No matter what affected him, no matter how feral he was or how little others mattered, that simple blaring truth could never be forgiven. He hadn't been able to even forgive himself, though he had buried it inside, drowned it in the gravity and importance of his mission. But now, out here in the desert, there was nothing to stop it from returning, to rise up and remind him of his evil, to show him what he was now.

Maybe that was it. Maybe the dreams were his conscious, using the quiet time of the desert to finally voice its objections, to remind him of what had happened.

But it didn't have to paralyze him! He knew what he'd done, and he did feel remorse, but it couldn't matter now. Nothing mattered but the mission! The safety of Janette depended on him, the future of that little girl was now firmly in his paws, and he would let nothing stand in his way, not even himself.

In this instance, the ends justified the means.

That didn't make him feel much better, but it was a truth.
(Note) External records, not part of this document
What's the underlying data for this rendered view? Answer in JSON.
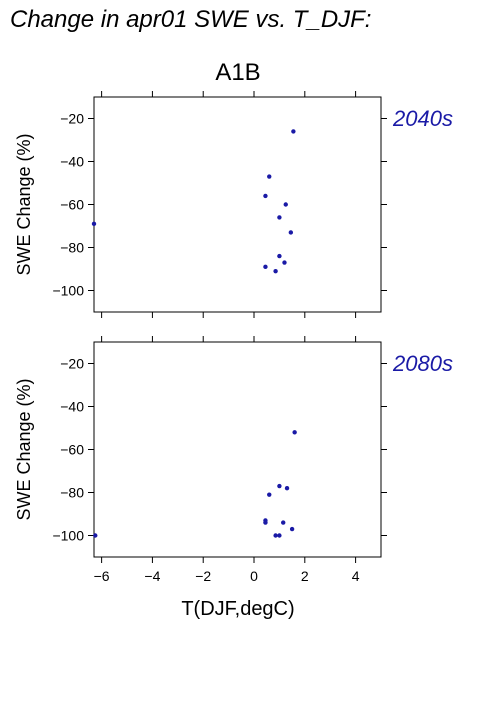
{
  "figure": {
    "title": "Change in apr01 SWE vs. T_DJF:",
    "scenario_label": "A1B"
  },
  "chart_data": [
    {
      "type": "scatter",
      "panel_label": "2040s",
      "ylabel": "SWE Change (%)",
      "xlabel": "",
      "xlim": [
        -6.3,
        5.0
      ],
      "ylim": [
        -110,
        -10
      ],
      "xticks": [
        -6,
        -4,
        -2,
        0,
        2,
        4
      ],
      "yticks": [
        -20,
        -40,
        -60,
        -80,
        -100
      ],
      "show_x_tick_labels": false,
      "grid": false,
      "colors": {
        "points": "#1a1aa6",
        "label": "#1a1aa6"
      },
      "points": [
        {
          "x": 1.55,
          "y": -26
        },
        {
          "x": 0.6,
          "y": -47
        },
        {
          "x": 0.45,
          "y": -56
        },
        {
          "x": 1.25,
          "y": -60
        },
        {
          "x": 1.0,
          "y": -66
        },
        {
          "x": 1.45,
          "y": -73
        },
        {
          "x": -6.3,
          "y": -69
        },
        {
          "x": 1.0,
          "y": -84
        },
        {
          "x": 1.2,
          "y": -87
        },
        {
          "x": 0.45,
          "y": -89
        },
        {
          "x": 0.85,
          "y": -91
        }
      ]
    },
    {
      "type": "scatter",
      "panel_label": "2080s",
      "ylabel": "SWE Change (%)",
      "xlabel": "T(DJF,degC)",
      "xlim": [
        -6.3,
        5.0
      ],
      "ylim": [
        -110,
        -10
      ],
      "xticks": [
        -6,
        -4,
        -2,
        0,
        2,
        4
      ],
      "yticks": [
        -20,
        -40,
        -60,
        -80,
        -100
      ],
      "show_x_tick_labels": true,
      "grid": false,
      "colors": {
        "points": "#1a1aa6",
        "label": "#1a1aa6"
      },
      "points": [
        {
          "x": 1.6,
          "y": -52
        },
        {
          "x": 1.0,
          "y": -77
        },
        {
          "x": 1.3,
          "y": -78
        },
        {
          "x": 0.6,
          "y": -81
        },
        {
          "x": 0.45,
          "y": -93
        },
        {
          "x": 0.45,
          "y": -94
        },
        {
          "x": 1.15,
          "y": -94
        },
        {
          "x": 1.5,
          "y": -97
        },
        {
          "x": 0.85,
          "y": -100
        },
        {
          "x": 1.0,
          "y": -100
        },
        {
          "x": -6.25,
          "y": -100
        }
      ]
    }
  ]
}
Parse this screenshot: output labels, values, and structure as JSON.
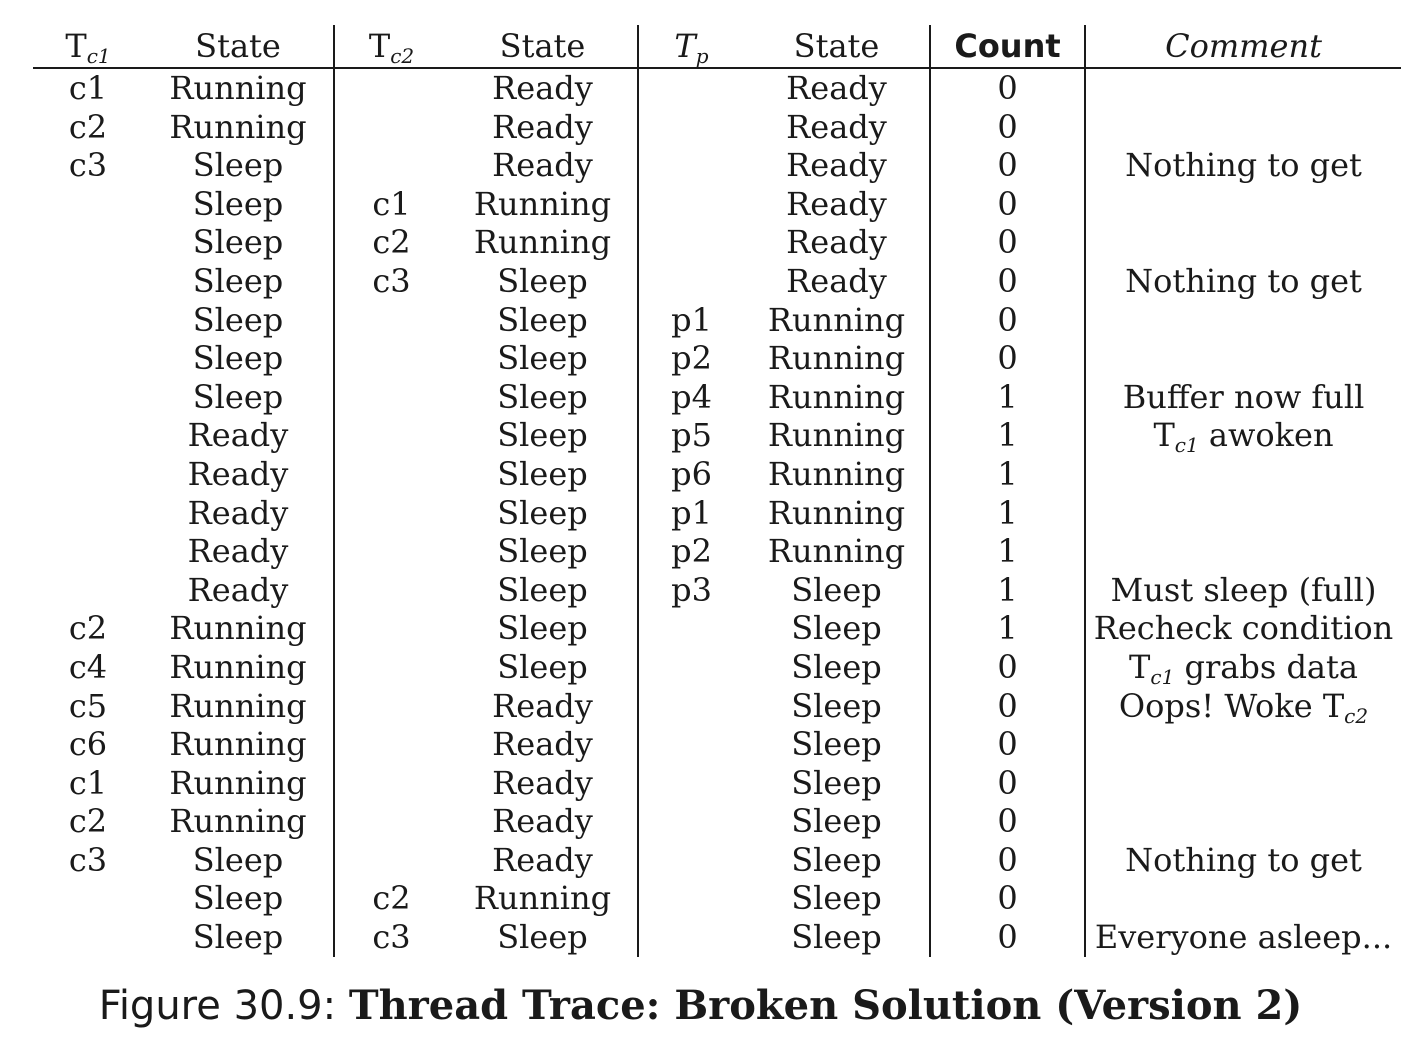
{
  "headers": {
    "tc1_base": "T",
    "tc1_sub": "c1",
    "state1": "State",
    "tc2_base": "T",
    "tc2_sub": "c2",
    "state2": "State",
    "tp_base": "T",
    "tp_sub": "p",
    "state3": "State",
    "count": "Count",
    "comment": "Comment"
  },
  "rows": [
    {
      "tc1": "c1",
      "s1": "Running",
      "tc2": "",
      "s2": "Ready",
      "tp": "",
      "s3": "Ready",
      "count": "0",
      "comment": ""
    },
    {
      "tc1": "c2",
      "s1": "Running",
      "tc2": "",
      "s2": "Ready",
      "tp": "",
      "s3": "Ready",
      "count": "0",
      "comment": ""
    },
    {
      "tc1": "c3",
      "s1": "Sleep",
      "tc2": "",
      "s2": "Ready",
      "tp": "",
      "s3": "Ready",
      "count": "0",
      "comment": "Nothing to get"
    },
    {
      "tc1": "",
      "s1": "Sleep",
      "tc2": "c1",
      "s2": "Running",
      "tp": "",
      "s3": "Ready",
      "count": "0",
      "comment": ""
    },
    {
      "tc1": "",
      "s1": "Sleep",
      "tc2": "c2",
      "s2": "Running",
      "tp": "",
      "s3": "Ready",
      "count": "0",
      "comment": ""
    },
    {
      "tc1": "",
      "s1": "Sleep",
      "tc2": "c3",
      "s2": "Sleep",
      "tp": "",
      "s3": "Ready",
      "count": "0",
      "comment": "Nothing to get"
    },
    {
      "tc1": "",
      "s1": "Sleep",
      "tc2": "",
      "s2": "Sleep",
      "tp": "p1",
      "s3": "Running",
      "count": "0",
      "comment": ""
    },
    {
      "tc1": "",
      "s1": "Sleep",
      "tc2": "",
      "s2": "Sleep",
      "tp": "p2",
      "s3": "Running",
      "count": "0",
      "comment": ""
    },
    {
      "tc1": "",
      "s1": "Sleep",
      "tc2": "",
      "s2": "Sleep",
      "tp": "p4",
      "s3": "Running",
      "count": "1",
      "comment": "Buffer now full"
    },
    {
      "tc1": "",
      "s1": "Ready",
      "tc2": "",
      "s2": "Sleep",
      "tp": "p5",
      "s3": "Running",
      "count": "1",
      "comment": "",
      "comment_base": "T",
      "comment_sub": "c1",
      "comment_after": " awoken"
    },
    {
      "tc1": "",
      "s1": "Ready",
      "tc2": "",
      "s2": "Sleep",
      "tp": "p6",
      "s3": "Running",
      "count": "1",
      "comment": ""
    },
    {
      "tc1": "",
      "s1": "Ready",
      "tc2": "",
      "s2": "Sleep",
      "tp": "p1",
      "s3": "Running",
      "count": "1",
      "comment": ""
    },
    {
      "tc1": "",
      "s1": "Ready",
      "tc2": "",
      "s2": "Sleep",
      "tp": "p2",
      "s3": "Running",
      "count": "1",
      "comment": ""
    },
    {
      "tc1": "",
      "s1": "Ready",
      "tc2": "",
      "s2": "Sleep",
      "tp": "p3",
      "s3": "Sleep",
      "count": "1",
      "comment": "Must sleep (full)"
    },
    {
      "tc1": "c2",
      "s1": "Running",
      "tc2": "",
      "s2": "Sleep",
      "tp": "",
      "s3": "Sleep",
      "count": "1",
      "comment": "Recheck condition"
    },
    {
      "tc1": "c4",
      "s1": "Running",
      "tc2": "",
      "s2": "Sleep",
      "tp": "",
      "s3": "Sleep",
      "count": "0",
      "comment": "",
      "comment_base": "T",
      "comment_sub": "c1",
      "comment_after": " grabs data"
    },
    {
      "tc1": "c5",
      "s1": "Running",
      "tc2": "",
      "s2": "Ready",
      "tp": "",
      "s3": "Sleep",
      "count": "0",
      "comment": "",
      "comment_before": "Oops! Woke ",
      "comment_base": "T",
      "comment_sub": "c2"
    },
    {
      "tc1": "c6",
      "s1": "Running",
      "tc2": "",
      "s2": "Ready",
      "tp": "",
      "s3": "Sleep",
      "count": "0",
      "comment": ""
    },
    {
      "tc1": "c1",
      "s1": "Running",
      "tc2": "",
      "s2": "Ready",
      "tp": "",
      "s3": "Sleep",
      "count": "0",
      "comment": ""
    },
    {
      "tc1": "c2",
      "s1": "Running",
      "tc2": "",
      "s2": "Ready",
      "tp": "",
      "s3": "Sleep",
      "count": "0",
      "comment": ""
    },
    {
      "tc1": "c3",
      "s1": "Sleep",
      "tc2": "",
      "s2": "Ready",
      "tp": "",
      "s3": "Sleep",
      "count": "0",
      "comment": "Nothing to get"
    },
    {
      "tc1": "",
      "s1": "Sleep",
      "tc2": "c2",
      "s2": "Running",
      "tp": "",
      "s3": "Sleep",
      "count": "0",
      "comment": ""
    },
    {
      "tc1": "",
      "s1": "Sleep",
      "tc2": "c3",
      "s2": "Sleep",
      "tp": "",
      "s3": "Sleep",
      "count": "0",
      "comment": "Everyone asleep..."
    }
  ],
  "caption": {
    "prefix": "Figure 30.9: ",
    "title": "Thread Trace: Broken Solution (Version 2)"
  }
}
It was a powerful truth. The deaths of a few thousand by his paw meant little in the face of the countless hundreds of thousands, maybe even millions, who would die if he failed. But they mattered very little to him, even now, so he had to rationalize his devotion to the mission by seeing it in the terms of one life, one future, a life and future that he very much intended to protect. The rest of the world could sink into the Pit for all cared, it was Janette that mattered to him. After everything that had been done against him, to him, he had no more compassion for the world that had destroyed his future.

He sat up, seeing that the first hints of dawn had begun to appear on the eastern horizon, causing the Skybands at the horizon to take on that pinkish cast they showed just before the sun came up. He couldn't go on with the dreams. They were starting to affect him in very bad ways, even had started making him hallucinate. He simply couldn't face what he had done, could not bear the merciless eyeless gaze that haunted him. There was no hiding from the dream, but there was a way to draw its fangs.

But the price of that may be more than his humanity, maybe even more than his soul. To take the bite out of the dream, he would have to completely reject his humanity, to totally eradicate any feeling of pity or guilt inside. He could do it easily, all it would take would be to find a new balance between him and the Cat, where its survivalist outlook on life would overwhelm his human emotions. That would make him everything he did not want to be, a brutal reactionary being that existed for its own survival, at the cost of anything around it. There would be no mercy in that being, and what was worse, there would be no constraint. It would kill without reservation, without consideration, without hesitation.

He could live with the memory of being a monster, or he could become one.

Neither option seemed very attractive, and it left him feeling helpless. That feeling made him angry, and that anger quickly built into an aimless fury. It wasn't fair! Why did this have to happen to him! He'd been trying to change, trying to reclaim some of his humanity, lose some of his feral harshness. Why did the dreams have to upset that? They were forcing him to abandon his goal of being more like Triana, forcing him to become the one thing that he could not bear to become!